Let’s do a couple of sample calculations. For example, what is the probability of a population with a mean of 2.7 and a variance of 3.0 producing a sample with a mean of 2.4? The answer is given by this expression, which ultimately gives 0.604. As in some of our previous videos, we have bent the rules for working with continuous distributions, and so this value should be considered only relative to parallel calculations for other potential populations. It should not be considered a properly scaled value.

The probability of a population with a mean of 2.7 and a variance of 3.0 producing a sample with a variance of 1.5 is found using this formula and it is 0.241. The probability of that population giving a sample with both the mean and variance of our sample is the product of these two probabilities, that is 0.145.

(4:44/7:20)

Now getting back to our spreadsheet, if we wanted to figure out the probability that our sample came from one of the populations that has a mean of say 2.7, we simply sum the probabilities associated with the populations that have that property, and they are the ones in this column. Then in accordance with Bayes’ Theorem, we divide this result by the sum of all of the column sums. The spreadsheet does these tallies and divisions for us, and it plots the resulting curve. That curve tells us the probability that a sample with a particular mean came from one of the many populations that has any certain value along the horizontal axis of the graph. The curve is one from the family of curves that William Gosset discovered in 1908 and that bears his pen-name, “Student”. The curve depends on nu, the number of degrees of freedom, and that is related to the sample size, n.  When nu is large, the Student–t distribution approaches a Normal shape.

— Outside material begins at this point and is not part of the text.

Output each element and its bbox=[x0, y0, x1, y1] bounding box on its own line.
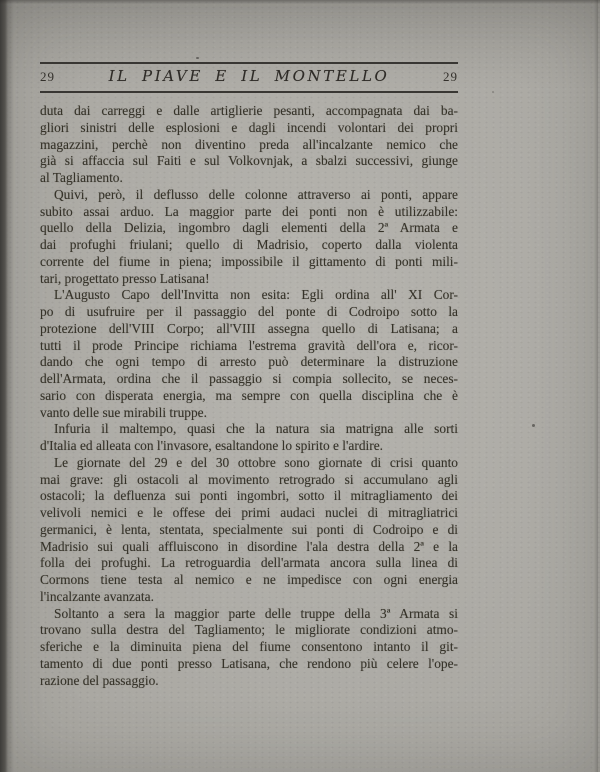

If you plotted the values associated with any one row of the working area you would obtain a Normal distribution. The curves associated with rows near the top would be more stretched out while those from rows near the bottom would be more compressed. The Student-t t distribution can be considered a certain kind of sum across those Normal curves. Note that this summation is different from summing multiple random Normal variables together, as the latter would produce another Normal distribution.

(6:15/7:20)

The results shown are approximate since a rather coarse grid has been used, but they illustrate the underlying concepts.  As you can see, the Student-t distribution that the spreadsheet generates has wider tails than a Normal distribution, a result can be confirmed by plotting the theoretical equations for Normal and student-t distributions.

In case you are interested, row sums indicate the relative probability of obtaining a sample with the same variance as our sample from different potential populations, and those sums are related to the chi squared distribution. Note that it is the number in the denominator of the chi squared argument that changes as you move up the table. So, the curve you obtain is a reversed and rescaled curve compared to the standard chi squared curve. Any similarities you might observe between this curve and a standard chi squared curve are simply coincidental.

We hope you now understand the origin of the Student t distribution and have a better appreciation of its meaning. Thanks for watching.